Rick Kubina, a Penn State professor specializing in the science of individual measurement and performance/learning improvement, has done it all. He has conducted research, mentored students, published papers and books on the science of graphical display and powerful performance change methods.

For someone so heavily involved and informed on this specified schooling of science, having him plainly explain Chartlytics seemed like it might be a daunting task. Chartlytics is the application he cofounded of the Standard Celeration Chart that allows users to quantify important aspects of performance and learning.

His response turned out to be straightforward:

“Chartlytics is a software platform that rapidly changes performance and accelerates learning. Chartlytics can work with any curriculum, skill or teaching approach. Presently, Chartlytics is deployed in general and special education classrooms. Students monitor their own performance data and make changes or continual decisions with their teachers.”

Simple enough. By utilizing a tablet’s interface to run the software, students are able to work with teachers to identify behaviors, measure progress and communicate results quickly and clearly, while continually disseminating effective strategies.

Beyond all of the tangible tasks Chartlytics makes possible, Kubina recognizes a gap in the competition where he excels at what other companies lack.

“Many EdTech companies focus on providing accessibility to education,” he said. “However, EdTech companies lack two fundamental ingredients: 1) universal for all extraordinary performance stories – intensive practice and 2) equally intensive performance data monitoring. We aim to change the educational landscape by promoting meaningful change for each individual. Each student has their targeted performance pinpointed, measured with precise metrics and then shown on a special visual display that functions as the EKG of learning.”

They even have secondary statistical evidence to support their products primarily statistical evidence, as Kubina asserts, “Chartlytics offers learning changes in the range of 2x to 10x, depending on its implementation.”

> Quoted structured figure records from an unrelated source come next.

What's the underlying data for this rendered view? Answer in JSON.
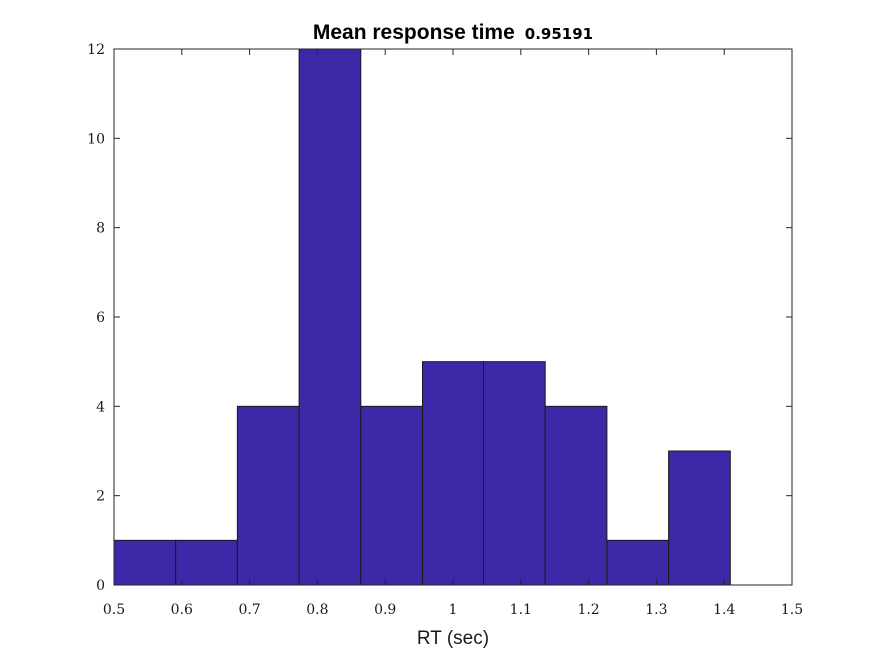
{
  "chart_data": {
    "type": "bar",
    "title": "Mean response time",
    "title_value": "0.95191",
    "xlabel": "RT (sec)",
    "ylabel": "",
    "xlim": [
      0.5,
      1.5
    ],
    "ylim": [
      0,
      12
    ],
    "xticks": [
      0.5,
      0.6,
      0.7,
      0.8,
      0.9,
      1,
      1.1,
      1.2,
      1.3,
      1.4,
      1.5
    ],
    "xtick_labels": [
      "0.5",
      "0.6",
      "0.7",
      "0.8",
      "0.9",
      "1",
      "1.1",
      "1.2",
      "1.3",
      "1.4",
      "1.5"
    ],
    "yticks": [
      0,
      2,
      4,
      6,
      8,
      10,
      12
    ],
    "ytick_labels": [
      "0",
      "2",
      "4",
      "6",
      "8",
      "10",
      "12"
    ],
    "bin_edges": [
      0.5,
      0.591,
      0.682,
      0.773,
      0.864,
      0.955,
      1.045,
      1.136,
      1.227,
      1.318,
      1.409
    ],
    "values": [
      1,
      1,
      4,
      12,
      4,
      5,
      5,
      4,
      1,
      3
    ],
    "bar_color": "#3d28a8",
    "grid": false,
    "box": true
  }
}
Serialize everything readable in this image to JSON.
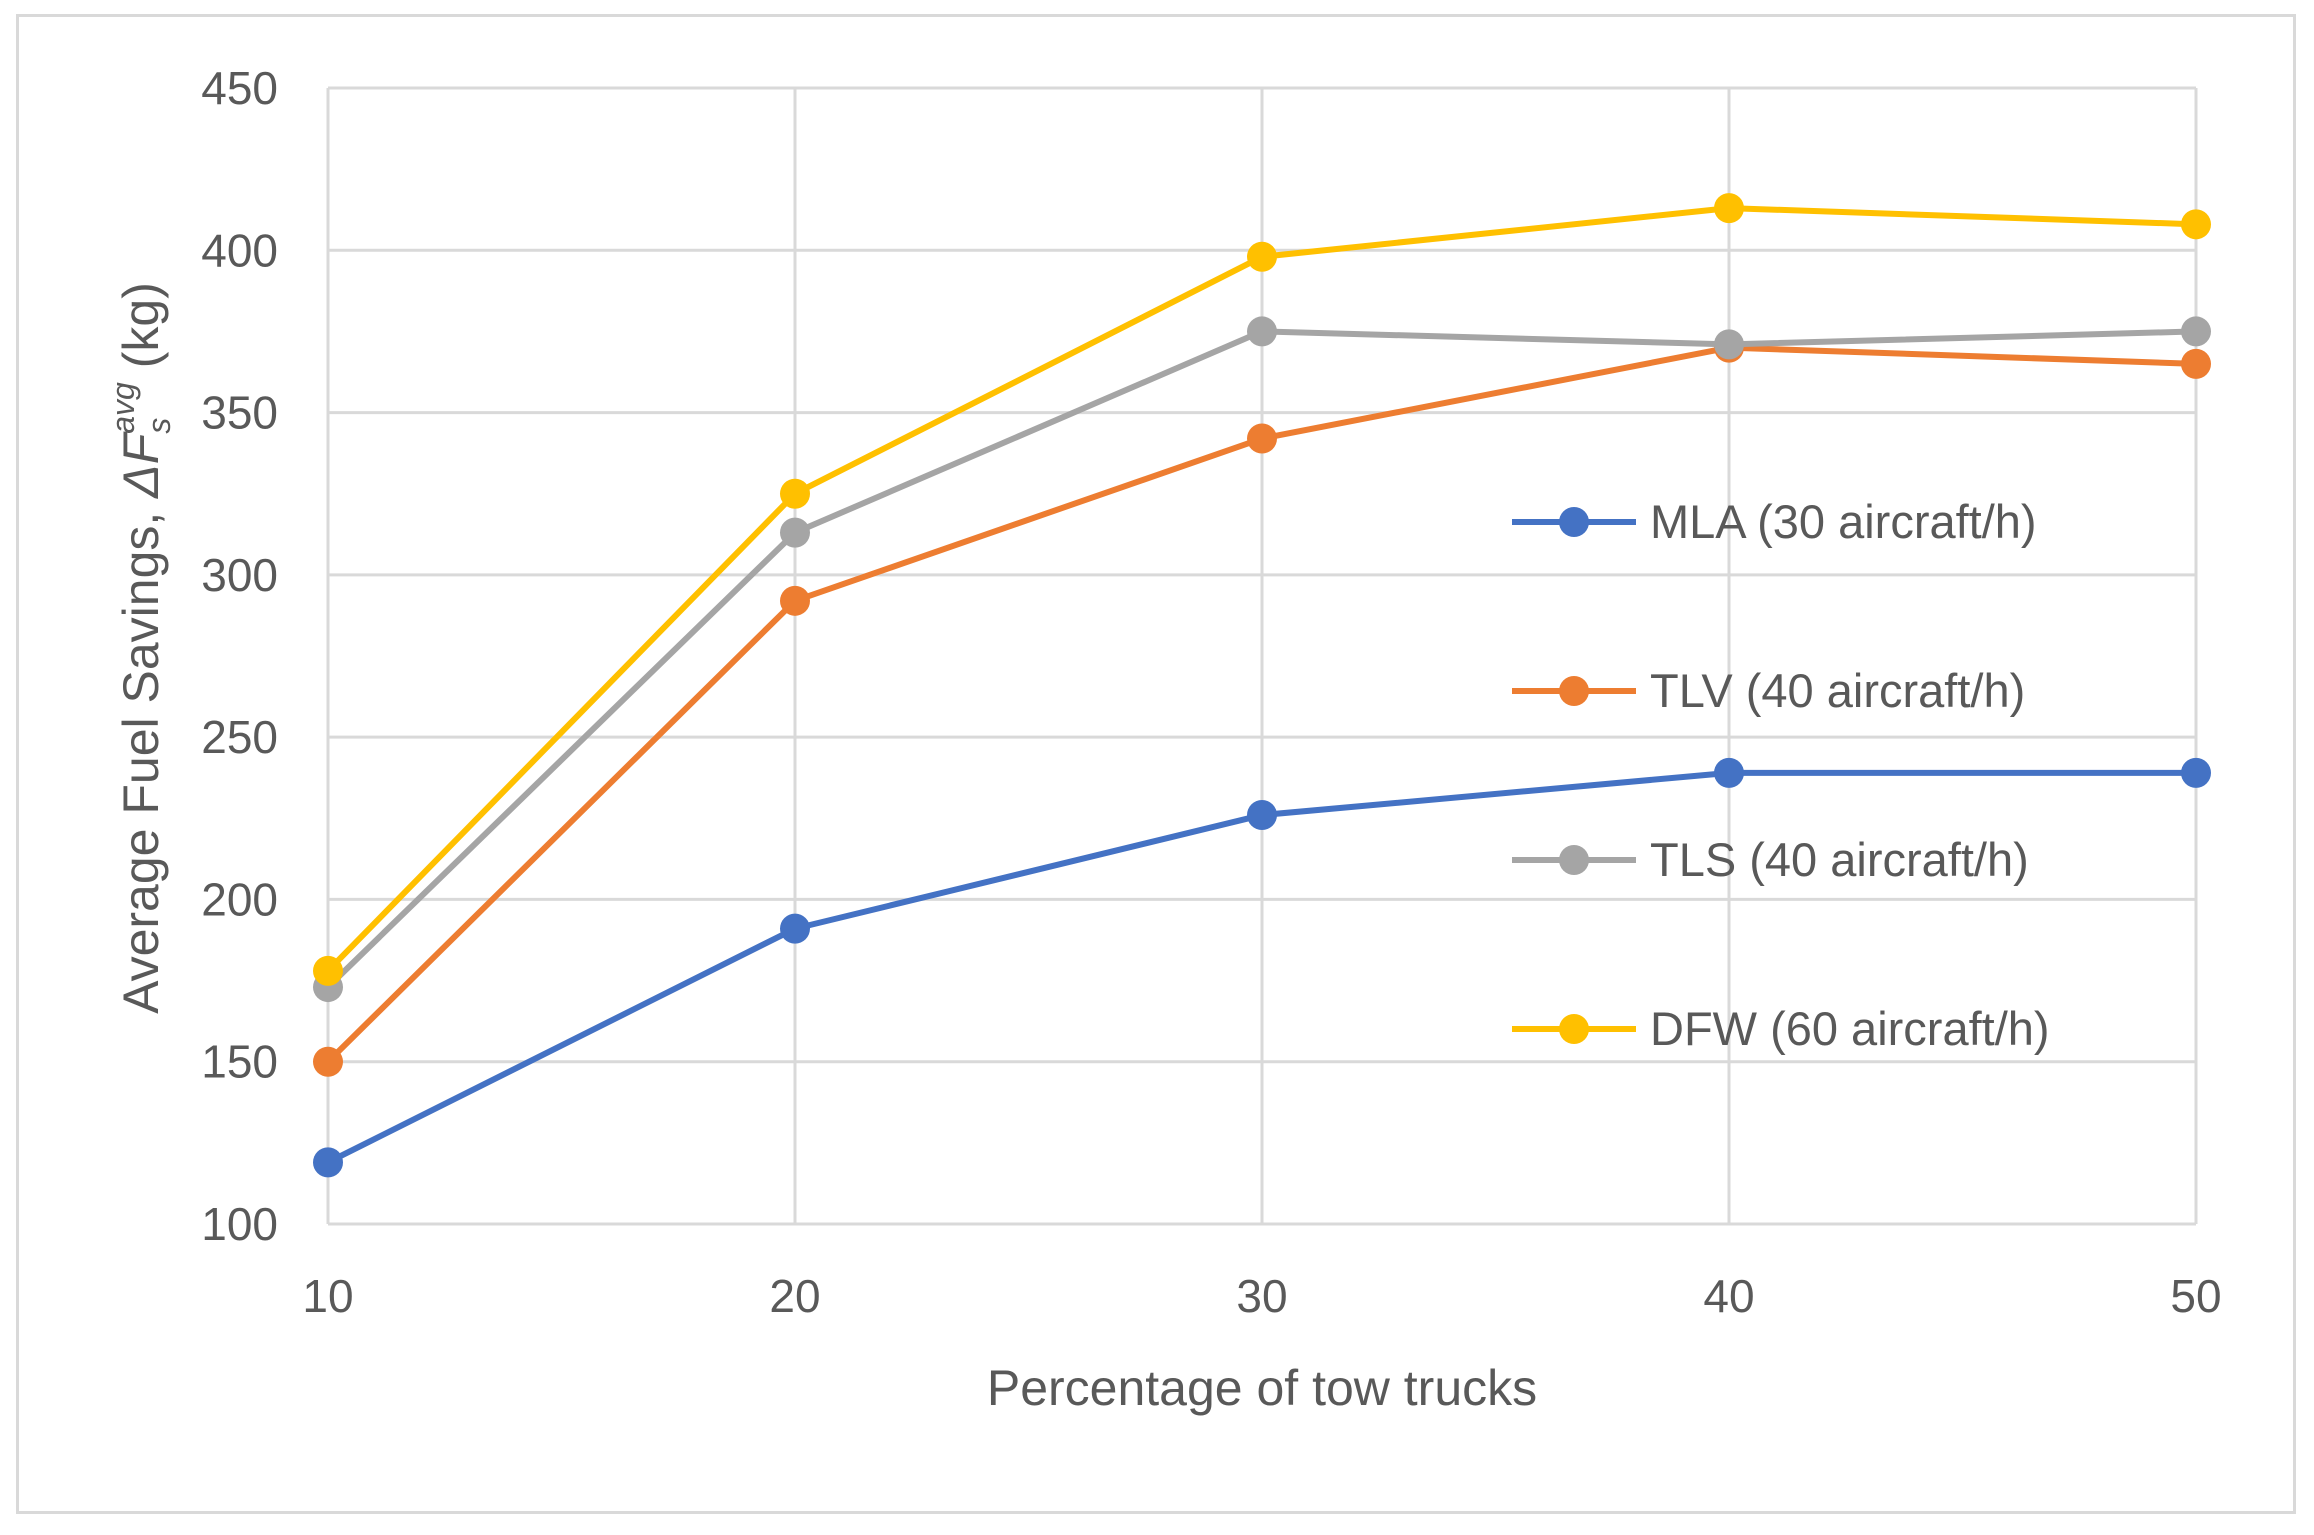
{
  "chart_data": {
    "type": "line",
    "title": "",
    "xlabel": "Percentage of tow trucks",
    "ylabel": {
      "prefix": "Average  Fuel Savings, ",
      "symbol": "ΔF",
      "subscript": "s",
      "superscript": "avg",
      "suffix": " (kg)"
    },
    "x": [
      10,
      20,
      30,
      40,
      50
    ],
    "xlim": [
      10,
      50
    ],
    "ylim": [
      100,
      450
    ],
    "yticks": [
      100,
      150,
      200,
      250,
      300,
      350,
      400,
      450
    ],
    "grid": true,
    "legend_position": "right",
    "series": [
      {
        "name": "MLA (30 aircraft/h)",
        "color": "#4472c4",
        "values": [
          119,
          191,
          226,
          239,
          239
        ]
      },
      {
        "name": "TLV (40 aircraft/h)",
        "color": "#ed7d31",
        "values": [
          150,
          292,
          342,
          370,
          365
        ]
      },
      {
        "name": "TLS (40 aircraft/h)",
        "color": "#a5a5a5",
        "values": [
          173,
          313,
          375,
          371,
          375
        ]
      },
      {
        "name": "DFW (60 aircraft/h)",
        "color": "#ffc000",
        "values": [
          178,
          325,
          398,
          413,
          408
        ]
      }
    ]
  }
}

Always exploring expansion in terms of providing easier accessibility to a wider audience, Chartlytics has recently partnered with Intermediate Unit 1, a regional educational agency that provides educational support to students, parents, educators, school administrators and the communities throughout southwestern Pennsylvania. Through this partnership, more than 50 classrooms will be accelerating their reading and math skills this semester through focused practice, personalized data analysis and student self-monitoring.

Another recent development for this brand based in Innovation Park is their pairing with iAchieve, an add-on product for use in Special Education Classrooms, grades K through 8. iAchieve incorporates evidence-based research on gamification (the application of typical elements of game playing to education to encourage engagement with course material), provides students ownership of their progress for their own Individualized Education Program, and implements real-time data to further enhance targeted skill or behavioral growth.

Whether you believe contemporary culture relies too heavily on supportive-technologies to function as a society on a day-to-day basis, or cringe at the thought of an electronic graphical display taking precedence in the classroom over a paper page, it’s hard to argue with progressive results, especially when supported by the data.

After all, the world as a whole is becoming a data-driven place, so perhaps our places of learning should be no different?